PRACTICE OF EPIDEMIOLOGY

The Public-Use National Health Interview Survey Linked Mortality Files: Methods of Reidentification Risk Avoidance and Comparative Analysis

Kimberly Lochner1, Robert A. Hummer2, Stephanie Bartee1, Gloria Wheatcroft1 and Christine Cox1

1 Office of Analysis and Epidemiology, National Center for Health Statistics, Centers for Disease Control and Prevention, Hyattsville, MD
2 Population Research Center, Department of Sociology, University of Texas, Austin, TX

Correspondence to Dr. Kimberly Lochner, Office of Analysis and Epidemiology, National Center for Health Statistics, 3311 Toledo Road, Hyattsville, MD 20782 (e-mail: KLochner{at}cdc.gov).

Received for publication January 2, 2008. Accepted for publication April 9, 2008.

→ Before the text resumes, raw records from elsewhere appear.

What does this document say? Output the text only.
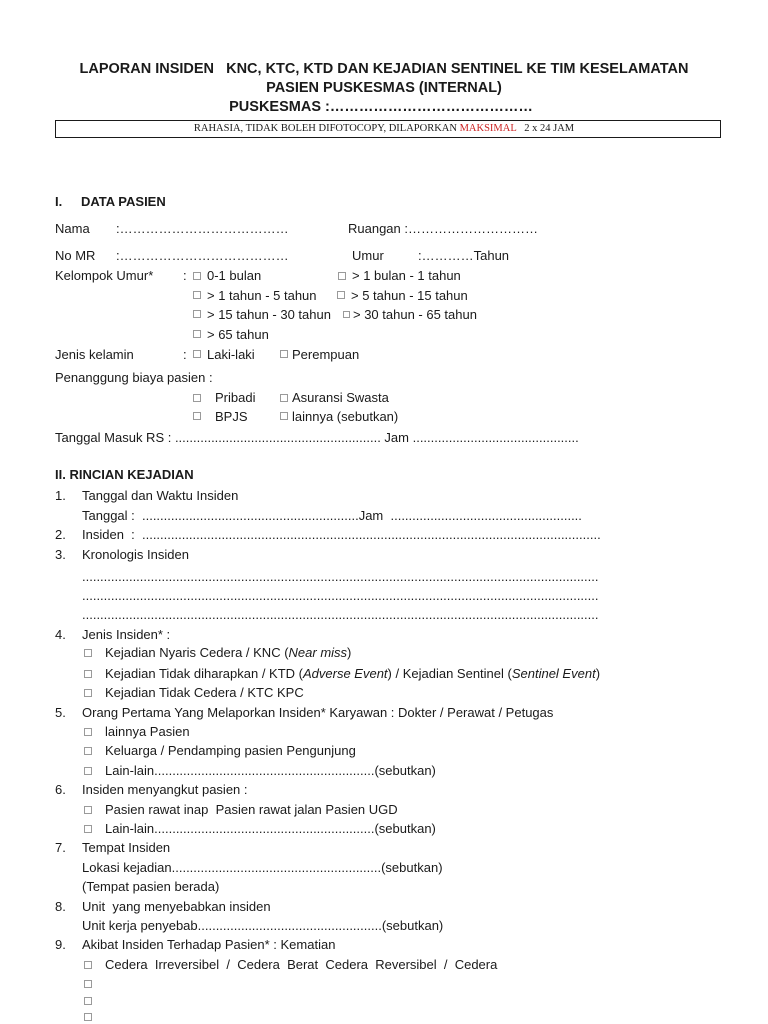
LAPORAN INSIDEN   KNC, KTC, KTD DAN KEJADIAN SENTINEL KE TIM KESELAMATAN
PASIEN PUSKESMAS (INTERNAL)
PUSKESMAS :……………………………………
RAHASIA, TIDAK BOLEH DIFOTOCOPY, DILAPORKAN MAKSIMAL 2 x 24 JAM
I. DATA PASIEN
Nama :…………………………………	Ruangan :…………………………
No MR :…………………………………	Umur	:…………Tahun
Kelompok Umur* : 0-1 bulan	> 1 bulan - 1 tahun
> 1 tahun - 5 tahun	> 5 tahun - 15 tahun
> 15 tahun - 30 tahun > 30 tahun - 65 tahun
> 65 tahun
Jenis kelamin	: Laki-laki	Perempuan
Penanggung biaya pasien :
Pribadi	Asuransi Swasta
BPJS	lainnya (sebutkan)
Tanggal Masuk RS : ......................................................... Jam ..............................................
II. RINCIAN KEJADIAN
1. Tanggal dan Waktu Insiden
Tanggal :  ............................................................Jam  .....................................................
2. Insiden  :  ...............................................................................................................................
3. Kronologis Insiden
...............................................................................................................................................
...............................................................................................................................................
...............................................................................................................................................
4. Jenis Insiden* :
Kejadian Nyaris Cedera / KNC (Near miss)
Kejadian Tidak diharapkan / KTD (Adverse Event) / Kejadian Sentinel (Sentinel Event)
Kejadian Tidak Cedera / KTC KPC
5. Orang Pertama Yang Melaporkan Insiden* Karyawan : Dokter / Perawat / Petugas
lainnya Pasien
Keluarga / Pendamping pasien Pengunjung
Lain-lain.............................................................(sebutkan)
6. Insiden menyangkut pasien :
Pasien rawat inap  Pasien rawat jalan Pasien UGD
Lain-lain.............................................................(sebutkan)
7. Tempat Insiden
Lokasi kejadian..........................................................(sebutkan)
(Tempat pasien berada)
8. Unit  yang menyebabkan insiden
Unit kerja penyebab...................................................(sebutkan)
9. Akibat Insiden Terhadap Pasien* : Kematian
Cedera  Irreversibel  /  Cedera  Berat  Cedera  Reversibel  /  Cedera
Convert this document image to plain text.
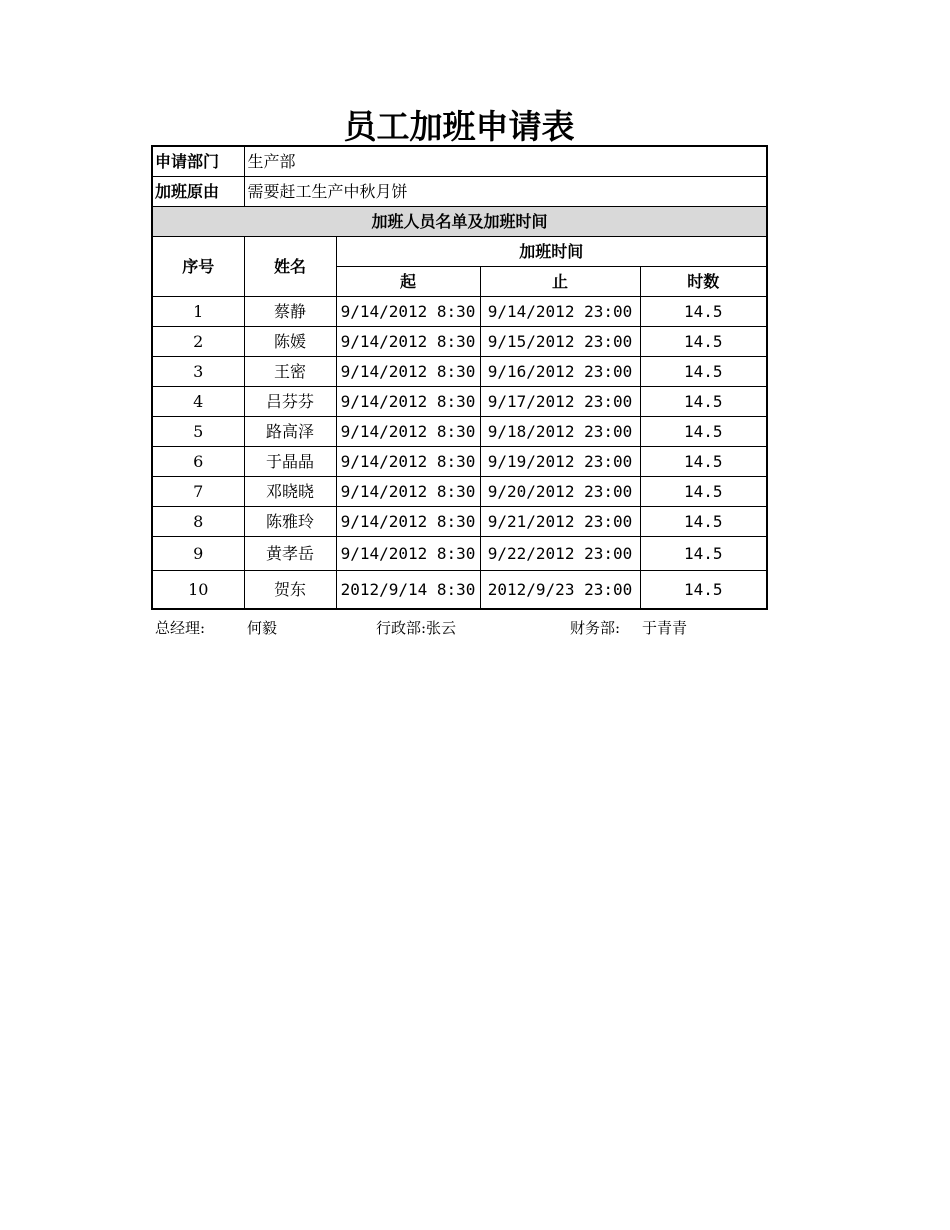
员工加班申请表
申请部门	生产部			
加班原由	需要赶工生产中秋月饼			
加班人员名单及加班时间				
序号	姓名	加班时间		
		起	止	时数
1	蔡静	9/14/2012 8:30	9/14/2012 23:00	14.5
2	陈媛	9/14/2012 8:30	9/15/2012 23:00	14.5
3	王密	9/14/2012 8:30	9/16/2012 23:00	14.5
4	吕芬芬	9/14/2012 8:30	9/17/2012 23:00	14.5
5	路高泽	9/14/2012 8:30	9/18/2012 23:00	14.5
6	于晶晶	9/14/2012 8:30	9/19/2012 23:00	14.5
7	邓晓晓	9/14/2012 8:30	9/20/2012 23:00	14.5
8	陈雅玲	9/14/2012 8:30	9/21/2012 23:00	14.5
9	黄孝岳	9/14/2012 8:30	9/22/2012 23:00	14.5
10	贺东	2012/9/14 8:30	2012/9/23 23:00	14.5
总经理:	何毅	行政部:张云	财务部: 于青青
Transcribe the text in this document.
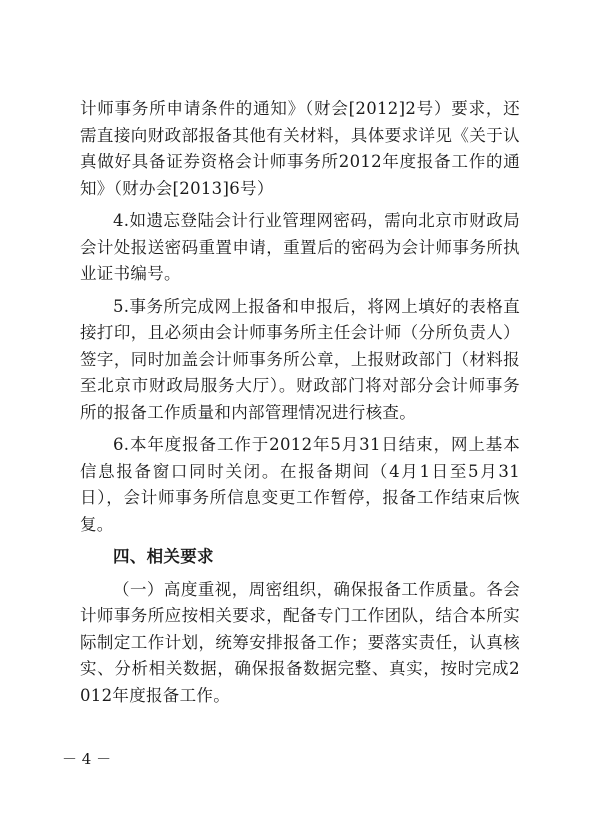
计师事务所申请条件的通知》（财会[2012]2号）要求，还需直接向财政部报备其他有关材料，具体要求详见《关于认真做好具备证券资格会计师事务所2012年度报备工作的通知》（财办会[2013]6号）

4.如遗忘登陆会计行业管理网密码，需向北京市财政局会计处报送密码重置申请，重置后的密码为会计师事务所执业证书编号。

5.事务所完成网上报备和申报后，将网上填好的表格直接打印，且必须由会计师事务所主任会计师（分所负责人）签字，同时加盖会计师事务所公章，上报财政部门（材料报至北京市财政局服务大厅）。财政部门将对部分会计师事务所的报备工作质量和内部管理情况进行核查。

6.本年度报备工作于2012年5月31日结束，网上基本信息报备窗口同时关闭。在报备期间（4月1日至5月31日），会计师事务所信息变更工作暂停，报备工作结束后恢复。

四、相关要求

（一）高度重视，周密组织，确保报备工作质量。各会计师事务所应按相关要求，配备专门工作团队，结合本所实际制定工作计划，统筹安排报备工作；要落实责任，认真核实、分析相关数据，确保报备数据完整、真实，按时完成2012年度报备工作。

－ 4 －
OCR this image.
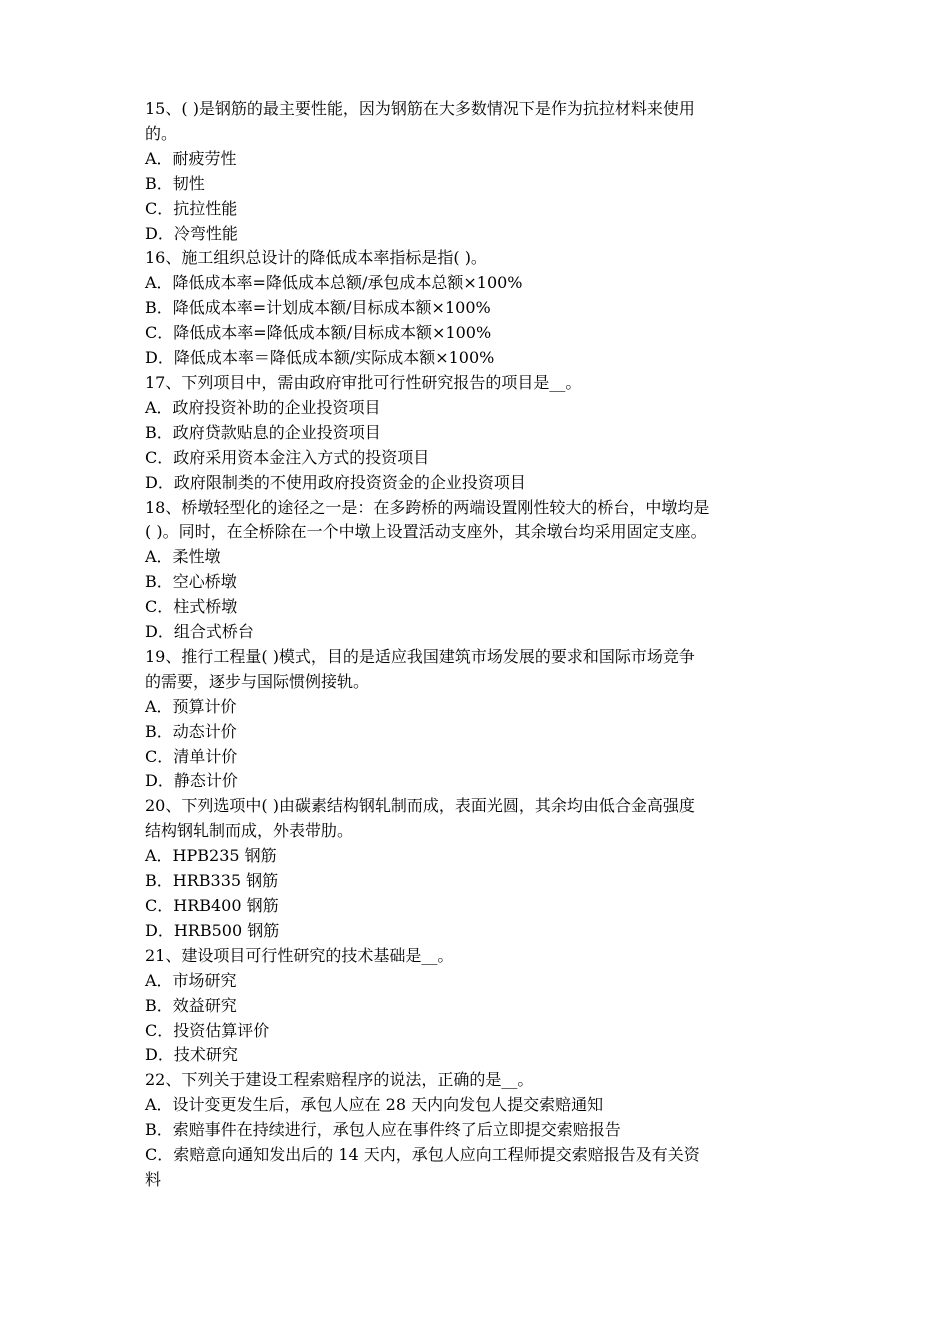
15、( )是钢筋的最主要性能，因为钢筋在大多数情况下是作为抗拉材料来使用
的。
A．耐疲劳性
B．韧性
C．抗拉性能
D．冷弯性能
16、施工组织总设计的降低成本率指标是指( )。
A．降低成本率=降低成本总额/承包成本总额×100%
B．降低成本率=计划成本额/目标成本额×100%
C．降低成本率=降低成本额/目标成本额×100%
D．降低成本率＝降低成本额/实际成本额×100%
17、下列项目中，需由政府审批可行性研究报告的项目是__。
A．政府投资补助的企业投资项目
B．政府贷款贴息的企业投资项目
C．政府采用资本金注入方式的投资项目
D．政府限制类的不使用政府投资资金的企业投资项目
18、桥墩轻型化的途径之一是：在多跨桥的两端设置刚性较大的桥台，中墩均是
( )。同时，在全桥除在一个中墩上设置活动支座外，其余墩台均采用固定支座。
A．柔性墩
B．空心桥墩
C．柱式桥墩
D．组合式桥台
19、推行工程量( )模式，目的是适应我国建筑市场发展的要求和国际市场竞争
的需要，逐步与国际惯例接轨。
A．预算计价
B．动态计价
C．清单计价
D．静态计价
20、下列选项中( )由碳素结构钢轧制而成，表面光圆，其余均由低合金高强度
结构钢轧制而成，外表带肋。
A．HPB235 钢筋
B．HRB335 钢筋
C．HRB400 钢筋
D．HRB500 钢筋
21、建设项目可行性研究的技术基础是__。
A．市场研究
B．效益研究
C．投资估算评价
D．技术研究
22、下列关于建设工程索赔程序的说法，正确的是__。
A．设计变更发生后，承包人应在 28 天内向发包人提交索赔通知
B．索赔事件在持续进行，承包人应在事件终了后立即提交索赔报告
C．索赔意向通知发出后的 14 天内，承包人应向工程师提交索赔报告及有关资
料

The National Center for Health Statistics (NCHS) conducts mortality follow-up for its major population-based surveys. In 2004, NCHS updated the mortality follow-up for the 1986–2000 National Health Interview Survey (NHIS) years, which because of confidentiality protections was made available only through the NCHS Research Data Center. In 2007, NCHS released a public-use version of the NHIS Linked Mortality Files that includes a limited amount of perturbed information for decedents. The modification of the public-use version included conducting a reidentification risk scenario to determine records at risk for reidentification and then imputing values for either date or cause of death for a select sample of records. To demonstrate the comparability between the public-use and restricted-use versions of the linked mortality files, the authors estimated relative hazards for all-cause and cause-specific mortality risk using a Cox proportional hazards model. The pooled 1986–2000 NHIS Linked Mortality Files contain 1,576,171 records and 120,765 deaths. The sample for the comparative analyses included 897,232 records and 114,264 deaths. The comparative analyses show that the two data files yield very similar results for both all-cause and cause-specific mortality. Analytical considerations when examining cause-specific analyses of numerically small demographic subgroups are addressed.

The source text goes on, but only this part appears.